One might well ask if electoral politics tamed the radicalism of movement leaders like Lewis. But the more important question is how those leaders transformed partisan politics and gave birth to a new Democratic Party positioned for long-term success in a diverse 21st-century America.

Zeitz goes on to share highlights of Lewis’s heroic story and eloquent messaging, which still resonates with blazing moral authority. He explains how the Civil Rights Movement continued to  transform the Democratic Party as a force for racial justice.

In 1977, a nationwide survey of Black mayors, city council members and state representatives found that 20 percent had been involved with community action programs in the prior decade, while many others worked or volunteered with a broader range of Great Society initiatives. Lewis’ trajectory—from civil rights leader to community organizer to the Atlanta City Council and then to Congress—was in many ways typical of this journey. In effect, the civil rights movement ported its radicalism into the Democratic Party and used politics as a base to build more permanent political power for Black Americans on school boards, in statehouses and city halls and in Congress…The civil rights movement impressed on Lewis and many of his compatriots the idea that politics is the most powerful vehicle of change. Once he adopted that belief, he never looked back.

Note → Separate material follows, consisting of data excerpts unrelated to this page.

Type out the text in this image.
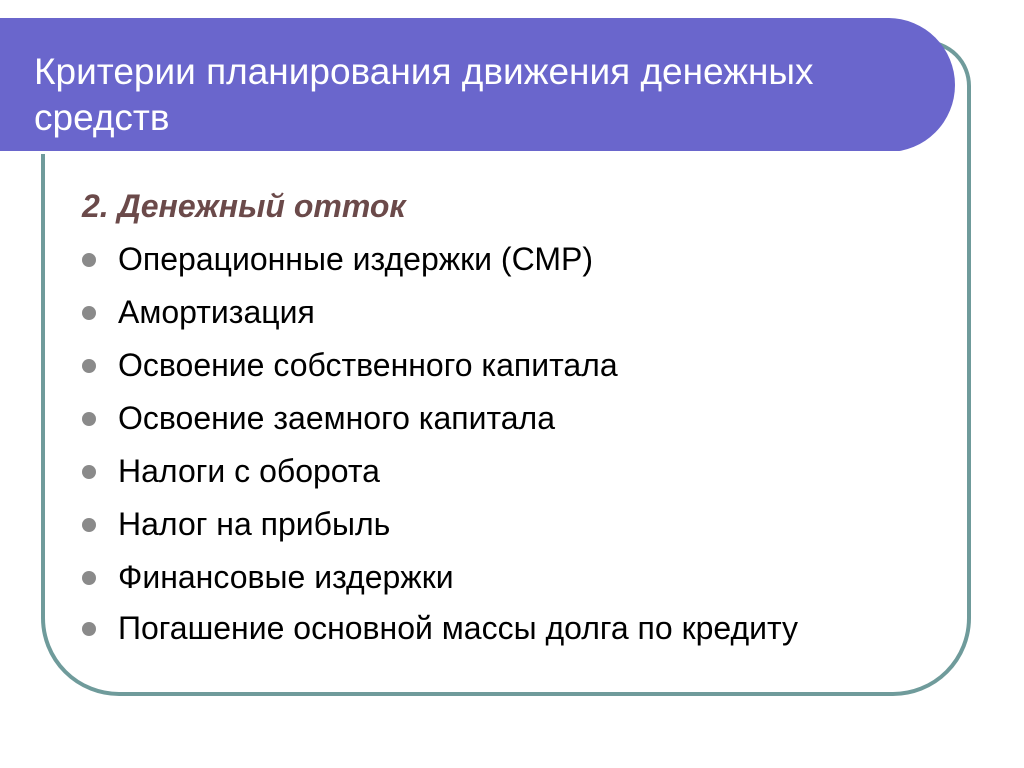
Критерии планирования движения денежных средств
2. Денежный отток
Операционные издержки (СМР)
Амортизация
Освоение собственного капитала
Освоение заемного капитала
Налоги с оборота
Налог на прибыль
Финансовые издержки
Погашение основной массы долга по кредиту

None of this is to say that electoral politics is the only worthy career for left activists. On the contrary, most genuine radicals – those who sincerely seek fundamental social and economic reform, as opposed to venting pent-up political anger – can find unlimited opportunities to engage in transformational social change and community service projects outside the political arena.

Yet, Americans and the Democratic Party should be grateful that Civil Rights Movement veterans like John Lewis and Andrew Young understood that there can be no lasting social change without energetic political engagement. Thus many of the Movement’s veterans became candidates, campaign workers, staff members, voting rights and voter registration activsts, citizen lobbyists, petitioners, and always – voters.

Zeitz notes, “Today, as a rising generation of activists take to the streets—literally pursuing a “scorched earth policy” in some cases, by toppling the statues of Confederate heroes—Lewis and his generation offer a road map.” Of course Lewis was not into vigilante destruction of public property. Like other well-trained nonviolent activists, he understood that the most efective way to change such public monuments was through the legislative process – the city councils, county commissions, state legislatures and other legislative decision-makers, so the public could be educated and backlash avoided.

Zeitz concludes, “Before he was widely cherished as the elder statesman of a popular movement, Lewis helped effect change in a nation resistant to upending its long-standing racial order, and then brought his radical brand of politics into the political system itself.” May his example inspire generations of young activists to do likewise.